Dezember 20

Der Anschlag in Berlin

Quelle: https://springorumkunst.wordpress.com/2013/07/23/gegenlicht/
Quelle: Silvia Springorum

Betet für Berlin

Wir wussten alle, dass es auch in Deutschland geschehen würde. Irgendwann, irgendwo. Dann, wenn wir es nicht vermuten wird der Terror auch bei uns seine hässliche Fratze zeigen. Nun ist es tatsächlich passiert. Er hat sie gezeigt seine Fratze. In einem Moment in dem Menschen sich einstellten auf ein paar schöne Stunden. Mit der Familie, mit Freunden. Auf einem Weihnachtsmarkt in unserer Hauptstadt Berlin.

Nun sind viele getötet und sehr viele, teilweise schwer, verletzt worden. Durch einen LKW, gefahren von jemanden ohne Gewissen und ohne Achtung vor dem Leben anderer.

Der 19. Dezember 2016 wird für immer mit diesem schrecklichen Ereignis in Verbindung stehen und die Vorweihnachtszeit für viele Menschen verändern.

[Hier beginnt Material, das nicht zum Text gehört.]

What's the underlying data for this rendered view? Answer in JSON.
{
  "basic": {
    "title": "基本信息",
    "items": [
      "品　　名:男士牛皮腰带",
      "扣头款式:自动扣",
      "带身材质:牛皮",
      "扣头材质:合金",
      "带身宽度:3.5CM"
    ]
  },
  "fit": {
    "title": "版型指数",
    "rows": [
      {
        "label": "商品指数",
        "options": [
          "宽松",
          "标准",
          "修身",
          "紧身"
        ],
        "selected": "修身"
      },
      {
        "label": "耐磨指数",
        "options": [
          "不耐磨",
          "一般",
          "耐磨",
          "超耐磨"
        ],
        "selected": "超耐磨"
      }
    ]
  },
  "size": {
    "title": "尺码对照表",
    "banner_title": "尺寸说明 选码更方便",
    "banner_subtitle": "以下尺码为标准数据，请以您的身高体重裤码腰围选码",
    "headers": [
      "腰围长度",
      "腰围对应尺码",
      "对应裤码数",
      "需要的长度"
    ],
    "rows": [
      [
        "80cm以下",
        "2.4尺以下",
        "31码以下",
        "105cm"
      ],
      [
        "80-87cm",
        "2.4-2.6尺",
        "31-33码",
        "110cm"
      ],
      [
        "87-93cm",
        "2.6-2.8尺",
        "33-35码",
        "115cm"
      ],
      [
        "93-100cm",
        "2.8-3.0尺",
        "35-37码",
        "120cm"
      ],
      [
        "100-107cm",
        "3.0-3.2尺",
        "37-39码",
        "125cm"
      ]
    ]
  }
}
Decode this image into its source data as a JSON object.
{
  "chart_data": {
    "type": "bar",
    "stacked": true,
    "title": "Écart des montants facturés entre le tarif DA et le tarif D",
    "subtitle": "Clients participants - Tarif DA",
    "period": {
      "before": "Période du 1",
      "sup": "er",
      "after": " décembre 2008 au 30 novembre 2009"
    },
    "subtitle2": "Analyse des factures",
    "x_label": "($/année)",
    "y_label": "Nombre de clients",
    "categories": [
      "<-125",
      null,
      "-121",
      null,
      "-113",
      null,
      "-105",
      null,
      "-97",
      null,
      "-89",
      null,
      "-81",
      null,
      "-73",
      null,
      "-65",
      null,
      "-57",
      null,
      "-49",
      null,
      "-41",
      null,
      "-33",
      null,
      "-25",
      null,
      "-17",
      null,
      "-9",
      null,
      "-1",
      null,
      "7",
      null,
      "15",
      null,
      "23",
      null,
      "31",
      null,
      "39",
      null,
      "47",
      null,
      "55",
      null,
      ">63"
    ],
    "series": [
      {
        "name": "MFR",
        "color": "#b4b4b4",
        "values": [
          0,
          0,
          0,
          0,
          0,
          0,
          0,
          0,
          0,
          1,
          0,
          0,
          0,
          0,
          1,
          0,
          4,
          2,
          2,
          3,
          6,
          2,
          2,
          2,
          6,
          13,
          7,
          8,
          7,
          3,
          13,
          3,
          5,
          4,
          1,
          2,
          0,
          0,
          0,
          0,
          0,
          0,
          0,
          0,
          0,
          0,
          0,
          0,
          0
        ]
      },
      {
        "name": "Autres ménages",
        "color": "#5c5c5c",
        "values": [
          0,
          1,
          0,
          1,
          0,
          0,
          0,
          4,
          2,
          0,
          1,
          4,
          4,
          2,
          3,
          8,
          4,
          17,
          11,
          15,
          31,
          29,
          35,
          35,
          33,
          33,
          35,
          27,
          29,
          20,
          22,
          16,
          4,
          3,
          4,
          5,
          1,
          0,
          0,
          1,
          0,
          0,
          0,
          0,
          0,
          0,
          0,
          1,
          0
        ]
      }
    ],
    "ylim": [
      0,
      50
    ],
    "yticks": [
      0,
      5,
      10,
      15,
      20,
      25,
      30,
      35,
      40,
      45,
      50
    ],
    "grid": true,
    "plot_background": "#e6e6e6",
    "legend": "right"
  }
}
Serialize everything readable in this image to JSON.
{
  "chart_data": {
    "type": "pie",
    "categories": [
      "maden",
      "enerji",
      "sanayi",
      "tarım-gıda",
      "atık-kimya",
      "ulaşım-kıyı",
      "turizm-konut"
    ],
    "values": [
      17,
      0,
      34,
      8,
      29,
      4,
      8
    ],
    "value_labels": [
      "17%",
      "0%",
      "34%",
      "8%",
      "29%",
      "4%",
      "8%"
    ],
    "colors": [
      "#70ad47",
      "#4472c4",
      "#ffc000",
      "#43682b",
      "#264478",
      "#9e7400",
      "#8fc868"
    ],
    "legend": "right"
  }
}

Niemand wusste bis dahin ob es sich um einen Anschlag oder einen tragischen Unfall handelte. Selbst die Polizei die direkt vor Ort war wusste noch nichts. Nur ein „Herr“ Pretzell, Chef der AfD NRW wusste schon alles und hatte auch gleich Schuldige parat. Es war natürlich ein Flüchtling und dadurch gingen diese Toten und Verletzten, nach seiner „Meinung“ letztlich auf das Konto von Kanzlerin Merkel. Bei dieser Sorte Politiker sind wir keine anderen Reaktionen gewohnt. Die Sorte, die aus dem Unglück anderer Menschen Kapital für ihre eigene Karriere schlagen wollen. Die selbst in solch traurigen Stunden nicht davon ablassen Angst und Hass zu schüren.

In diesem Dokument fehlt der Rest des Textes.